- DVD cover
- Directed by: Seetharam Karanth
- Written by: Seetharam Karanth S. Kumar (dialogues)
- Produced by: N. K. Prakash Babu
- Starring: Shiva Rajkumar; Neha;
- Cinematography: P. Rajan
- Edited by: T. Goverdhan
- Music by: V. Manohar
- Production company: Sri Matha Pictures
- Release date: 25 July 2003;
- Running time: 2 hours 39 minutes
- Country: India
- Language: Kannada

= Smile (2003 film) =

2003 Kannada film starring Shivarajkumar

 Smile is a 2003 Indian Kannada-language romantic comedy film directed by Seetharam Karanth and starring Shiva Rajkumar and Neha. The music was composed by V. Manohar.

== Production ==
The film began production in early 2002. At the film's launch, Shiva Rajkumar said that it is a "different" film. Shilpa worked on this film alongside Ninagagi (2002) and Dumbee (2003); however, both those films ended up releasing before this film.

== Soundtrack ==

The songs were composed and had its lyrics penned by V. Manohar. The music rights was bagged by Anand Audio.
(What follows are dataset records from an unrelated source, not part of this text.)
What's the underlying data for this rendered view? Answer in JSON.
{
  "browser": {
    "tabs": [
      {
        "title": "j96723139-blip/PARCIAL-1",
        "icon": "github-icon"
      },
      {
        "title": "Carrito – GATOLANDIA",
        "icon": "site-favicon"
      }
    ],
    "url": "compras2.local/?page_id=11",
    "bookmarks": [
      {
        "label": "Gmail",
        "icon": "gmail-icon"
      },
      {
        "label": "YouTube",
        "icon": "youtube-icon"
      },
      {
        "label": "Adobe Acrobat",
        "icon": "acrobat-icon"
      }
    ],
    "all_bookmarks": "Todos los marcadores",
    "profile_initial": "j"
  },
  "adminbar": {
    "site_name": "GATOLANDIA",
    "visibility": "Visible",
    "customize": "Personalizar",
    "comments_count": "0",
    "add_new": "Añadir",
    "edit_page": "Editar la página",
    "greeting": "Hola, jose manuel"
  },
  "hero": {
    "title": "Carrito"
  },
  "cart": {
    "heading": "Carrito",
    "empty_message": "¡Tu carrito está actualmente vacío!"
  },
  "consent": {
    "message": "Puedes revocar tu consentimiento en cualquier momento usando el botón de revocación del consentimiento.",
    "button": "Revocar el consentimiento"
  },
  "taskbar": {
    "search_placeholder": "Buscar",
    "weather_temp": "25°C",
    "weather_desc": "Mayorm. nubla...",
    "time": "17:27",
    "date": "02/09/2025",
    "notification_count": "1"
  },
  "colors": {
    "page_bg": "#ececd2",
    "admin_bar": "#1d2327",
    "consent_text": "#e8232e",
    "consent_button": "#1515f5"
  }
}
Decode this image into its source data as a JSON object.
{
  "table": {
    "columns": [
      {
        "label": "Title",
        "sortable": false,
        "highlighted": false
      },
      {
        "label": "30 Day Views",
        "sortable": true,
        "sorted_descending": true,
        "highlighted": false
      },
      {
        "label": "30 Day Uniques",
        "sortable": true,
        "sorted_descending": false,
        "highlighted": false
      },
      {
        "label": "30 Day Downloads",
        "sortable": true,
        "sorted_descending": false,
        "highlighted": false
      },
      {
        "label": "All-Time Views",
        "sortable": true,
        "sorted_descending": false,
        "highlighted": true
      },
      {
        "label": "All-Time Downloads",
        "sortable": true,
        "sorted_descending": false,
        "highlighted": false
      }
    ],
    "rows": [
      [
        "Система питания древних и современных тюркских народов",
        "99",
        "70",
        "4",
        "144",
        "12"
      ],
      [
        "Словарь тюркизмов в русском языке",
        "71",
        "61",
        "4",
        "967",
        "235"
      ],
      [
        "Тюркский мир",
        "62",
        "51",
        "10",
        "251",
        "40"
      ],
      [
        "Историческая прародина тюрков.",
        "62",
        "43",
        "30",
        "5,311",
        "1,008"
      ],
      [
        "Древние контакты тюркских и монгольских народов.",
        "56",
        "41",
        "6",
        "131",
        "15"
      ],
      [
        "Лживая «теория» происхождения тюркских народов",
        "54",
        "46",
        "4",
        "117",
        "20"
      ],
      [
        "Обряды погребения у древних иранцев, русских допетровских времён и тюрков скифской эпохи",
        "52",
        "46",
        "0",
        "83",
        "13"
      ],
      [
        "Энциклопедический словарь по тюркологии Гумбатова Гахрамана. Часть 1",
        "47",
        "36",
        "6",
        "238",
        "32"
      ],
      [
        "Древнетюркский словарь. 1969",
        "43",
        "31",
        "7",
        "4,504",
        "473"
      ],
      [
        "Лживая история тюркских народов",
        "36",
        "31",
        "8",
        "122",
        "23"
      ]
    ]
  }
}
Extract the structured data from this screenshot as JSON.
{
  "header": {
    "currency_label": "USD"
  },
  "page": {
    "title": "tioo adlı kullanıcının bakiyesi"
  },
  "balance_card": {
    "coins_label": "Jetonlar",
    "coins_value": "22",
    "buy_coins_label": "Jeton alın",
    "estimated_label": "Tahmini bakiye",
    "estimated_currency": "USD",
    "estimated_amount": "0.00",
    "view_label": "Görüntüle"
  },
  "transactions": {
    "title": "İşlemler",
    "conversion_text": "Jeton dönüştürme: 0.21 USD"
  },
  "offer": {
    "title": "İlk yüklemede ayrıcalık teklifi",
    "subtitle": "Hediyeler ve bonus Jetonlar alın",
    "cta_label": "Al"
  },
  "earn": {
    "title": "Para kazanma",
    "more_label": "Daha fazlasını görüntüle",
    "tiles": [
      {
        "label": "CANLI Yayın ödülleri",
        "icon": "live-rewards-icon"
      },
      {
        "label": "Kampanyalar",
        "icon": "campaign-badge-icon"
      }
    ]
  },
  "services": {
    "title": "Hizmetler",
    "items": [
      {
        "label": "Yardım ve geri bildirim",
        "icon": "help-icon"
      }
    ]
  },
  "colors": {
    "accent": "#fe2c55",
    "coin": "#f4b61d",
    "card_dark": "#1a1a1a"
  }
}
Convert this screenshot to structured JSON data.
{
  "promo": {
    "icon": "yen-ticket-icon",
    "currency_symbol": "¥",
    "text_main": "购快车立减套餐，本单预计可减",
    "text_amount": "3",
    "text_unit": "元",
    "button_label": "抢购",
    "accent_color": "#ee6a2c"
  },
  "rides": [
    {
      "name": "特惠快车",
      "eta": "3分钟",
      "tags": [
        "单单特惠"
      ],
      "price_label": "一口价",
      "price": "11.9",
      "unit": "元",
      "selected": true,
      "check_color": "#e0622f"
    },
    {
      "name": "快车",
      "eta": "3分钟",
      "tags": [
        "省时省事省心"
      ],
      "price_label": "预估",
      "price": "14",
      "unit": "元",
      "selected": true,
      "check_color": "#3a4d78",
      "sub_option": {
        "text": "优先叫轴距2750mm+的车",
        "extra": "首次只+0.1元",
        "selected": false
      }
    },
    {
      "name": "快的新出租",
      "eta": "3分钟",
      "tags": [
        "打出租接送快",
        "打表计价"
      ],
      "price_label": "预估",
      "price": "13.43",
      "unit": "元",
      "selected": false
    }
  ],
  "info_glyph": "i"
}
| No. | Title | Singer(s) | Length |
|---|---|---|---|
| 1. | "Sundari Sundari" | Badri, Nagachandrika, Mangala |  |
| 2. | "Osama Osama" | Shiva Rajkumar |  |
| 3. | "Hey Kan Kan Camera" | K. S. Chitra |  |
| 4. | "Din Din Thara" | Badri |  |
| 5. | "Kamala Mukha" | S. P. Balasubrahmanyam, Nagachandrika |  |
| 6. | "Chile Chilepele" | S. P. Balasubrahmanyam, Chitra |  |
| 7. | "Jagavidi Jagamaga" | S. P. Balasubrahmanyam, Nanditha |  |
| 8. | "Kaarirulige" | K. S. Chitra |  |

== Release ==
After the success of Thavarige Baa Thangi, producer N. K. Prakash expressed interest in releasing this film. The film was initially supposed to release on 11 July 2003, but was postponed to 28 July 2003 along with Vikram (2003).

== Reception ==
A critic from indiainfo.com wrote that "I feel that you have cheated the audiences. You may be wondering why this accusation in the very first sentence. But what am I to do when I feel so very let down. My disappointment is because of your [Seetharam Karanth's] film SMILE".